IBM is a multinational technology and consulting company with more than 350,000 employees serving clients in 170 countries. It reported more than $77 billion in revenue in 2019.
In a 1973 lecture at the University of Pennsylvania, IBM’s much-heralded CEO Thomas Watson Jr., famously said that “good design is good business.” Since 2012, the global technology and consulting company has renewed its focus on user-centered design as a strategic initiative to better understand and meet consumer needs.
Today, the company runs over 3,000 sessions per year with UserTesting to understand:
- Are the user experiences moving in the right direction?
- Which features will increase user satisfaction?
- What interactions are causing task failure?
- How does an experience make someone feel?
- How long do some of their key tasks take?
- Which factors encourage or prevent purchases and adoption?
Eric Mahlstedt is the head of user research for the cloud data and AI business units at IBM. He leads IBM’s 80+ user researchers leveraging UserTesting to conduct unmoderated and moderated research studies that support product development.
He said they mostly recruit contributors from the UserTesting network into their studies and use the platform to run longitudinal studies with IBM’s customers.
“A few of the things that we do to ensure that our data turns into direction—that our insights are championed all the way through implementation—are we involve our stakeholders in the research,” Eric said. “We share videos with them. We workshop with them. We bring the users back into the company, and we rigorously track those insights in our research repositories.”
One way they’ve done that is creating what they call Usability Theater, where they show UserTesting video recordings that stakeholders can watch.
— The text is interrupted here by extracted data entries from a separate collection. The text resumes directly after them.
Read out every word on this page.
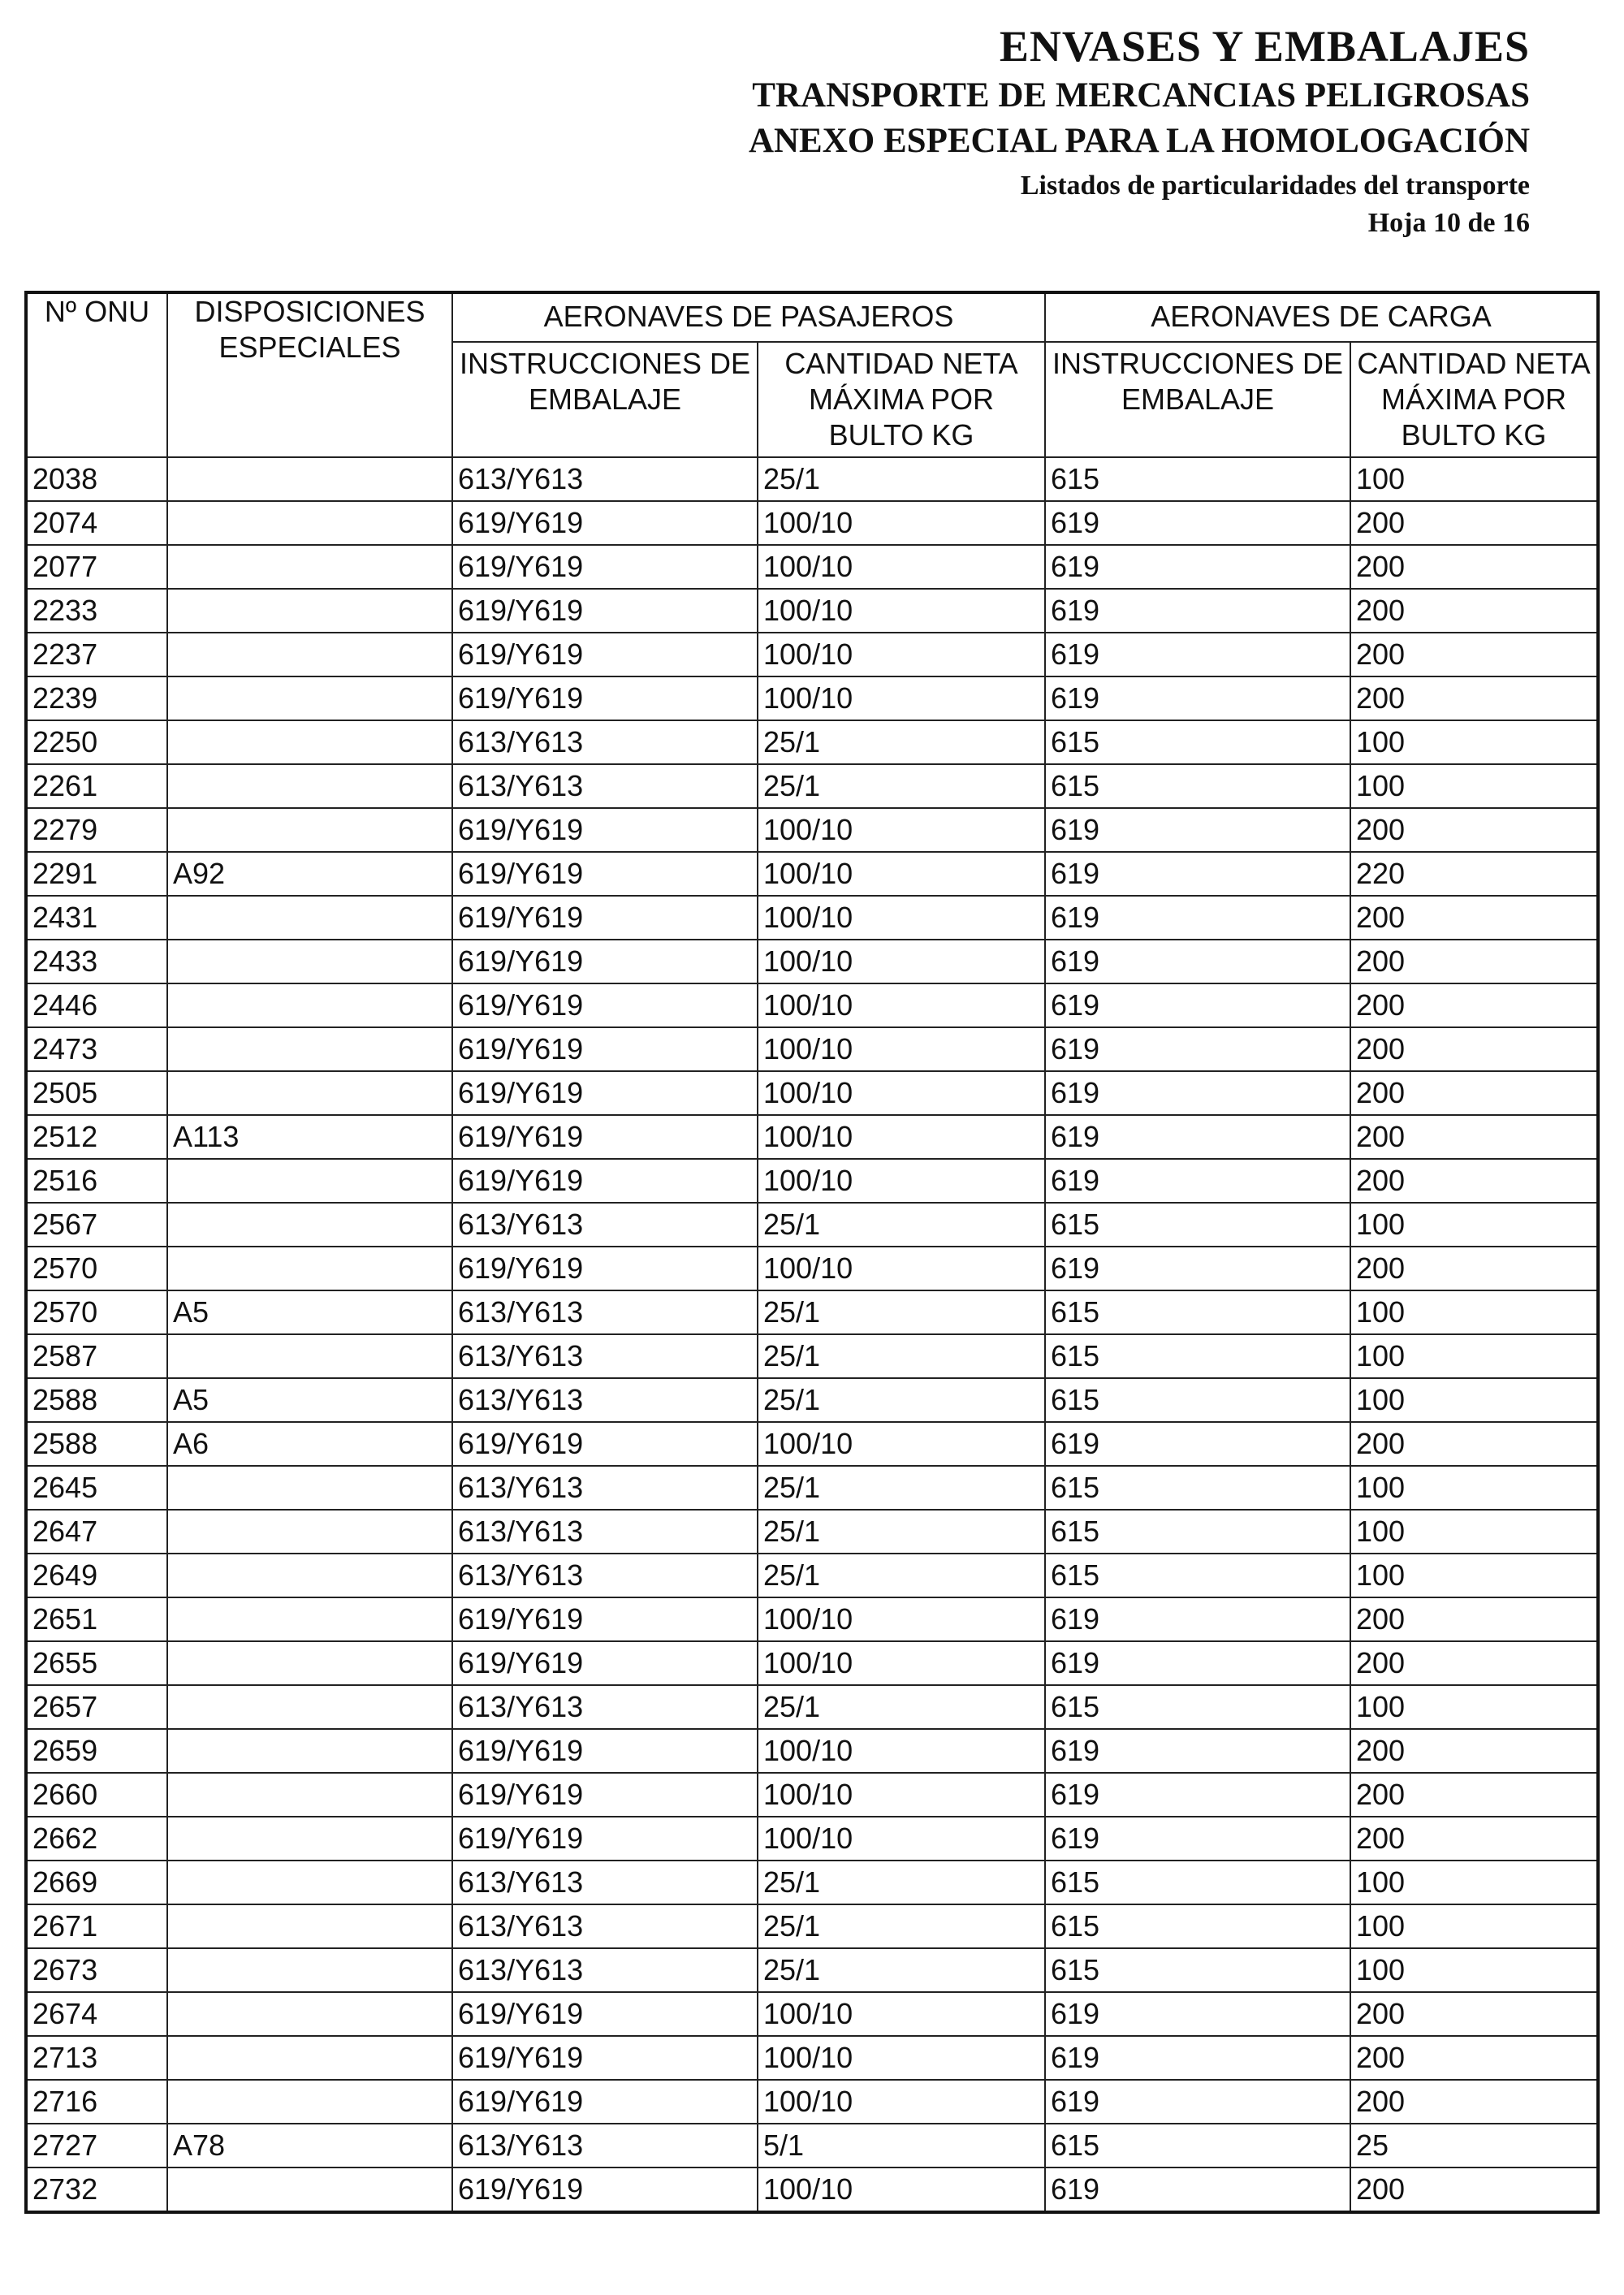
ENVASES Y EMBALAJES
TRANSPORTE DE MERCANCIAS PELIGROSAS
ANEXO ESPECIAL PARA LA HOMOLOGACIÓN
Listados de particularidades del transporte
Hoja 10 de 16
Nº ONU	DISPOSICIONES ESPECIALES	AERONAVES DE PASAJEROS		AERONAVES DE CARGA	
		INSTRUCCIONES DE EMBALAJE	CANTIDAD NETA MÁXIMA POR BULTO KG	INSTRUCCIONES DE EMBALAJE	CANTIDAD NETA MÁXIMA POR BULTO KG
2038		613/Y613	25/1	615	100
2074		619/Y619	100/10	619	200
2077		619/Y619	100/10	619	200
2233		619/Y619	100/10	619	200
2237		619/Y619	100/10	619	200
2239		619/Y619	100/10	619	200
2250		613/Y613	25/1	615	100
2261		613/Y613	25/1	615	100
2279		619/Y619	100/10	619	200
2291	A92	619/Y619	100/10	619	220
2431		619/Y619	100/10	619	200
2433		619/Y619	100/10	619	200
2446		619/Y619	100/10	619	200
2473		619/Y619	100/10	619	200
2505		619/Y619	100/10	619	200
2512	A113	619/Y619	100/10	619	200
2516		619/Y619	100/10	619	200
2567		613/Y613	25/1	615	100
2570		619/Y619	100/10	619	200
2570	A5	613/Y613	25/1	615	100
2587		613/Y613	25/1	615	100
2588	A5	613/Y613	25/1	615	100
2588	A6	619/Y619	100/10	619	200
2645		613/Y613	25/1	615	100
2647		613/Y613	25/1	615	100
2649		613/Y613	25/1	615	100
2651		619/Y619	100/10	619	200
2655		619/Y619	100/10	619	200
2657		613/Y613	25/1	615	100
2659		619/Y619	100/10	619	200
2660		619/Y619	100/10	619	200
2662		619/Y619	100/10	619	200
2669		613/Y613	25/1	615	100
2671		613/Y613	25/1	615	100
2673		613/Y613	25/1	615	100
2674		619/Y619	100/10	619	200
2713		619/Y619	100/10	619	200
2716		619/Y619	100/10	619	200
2727	A78	613/Y613	5/1	615	25
2732		619/Y619	100/10	619	200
“So those videos and images were cherished by our stakeholders because they represented opportunities for them to go watch their creations out in the wild and then address the issues and friction points within those experiences,” Eric said. “What we do is we provide templates and documentation and office hours that enable these work partners to make decisions that benefit our end users.”
Mahlstedt said UserTesting has helped his teams establish a reliable, repeatable, scalable usability benchmarking program.
“A lot of people think that user research is about obsessing over users, and it is, but I think one thing that's made my organization successful is we obsess over business results.”
He said the fast feedback means they’ve decreased lead time on research cycles, so his team stays ahead of design sprints. And they have also been able to use UserTesting to do brand blind studies that would cost more through other vendors.
“When we're able to increase the velocity of customer insights through the development lifecycle, we can build leverage and influence,” Eric said. “Everything we do as a company is the result of a team of people investing in a shared goal. So when a company makes a commitment to acting on customer insights and investment in user research, over time, what we do is we increase the probability of our success.”
“We ask a lot of questions. UserTesting helps us turn our assumptions into evidence and each of those experiments helps the business move forward with more confidence.”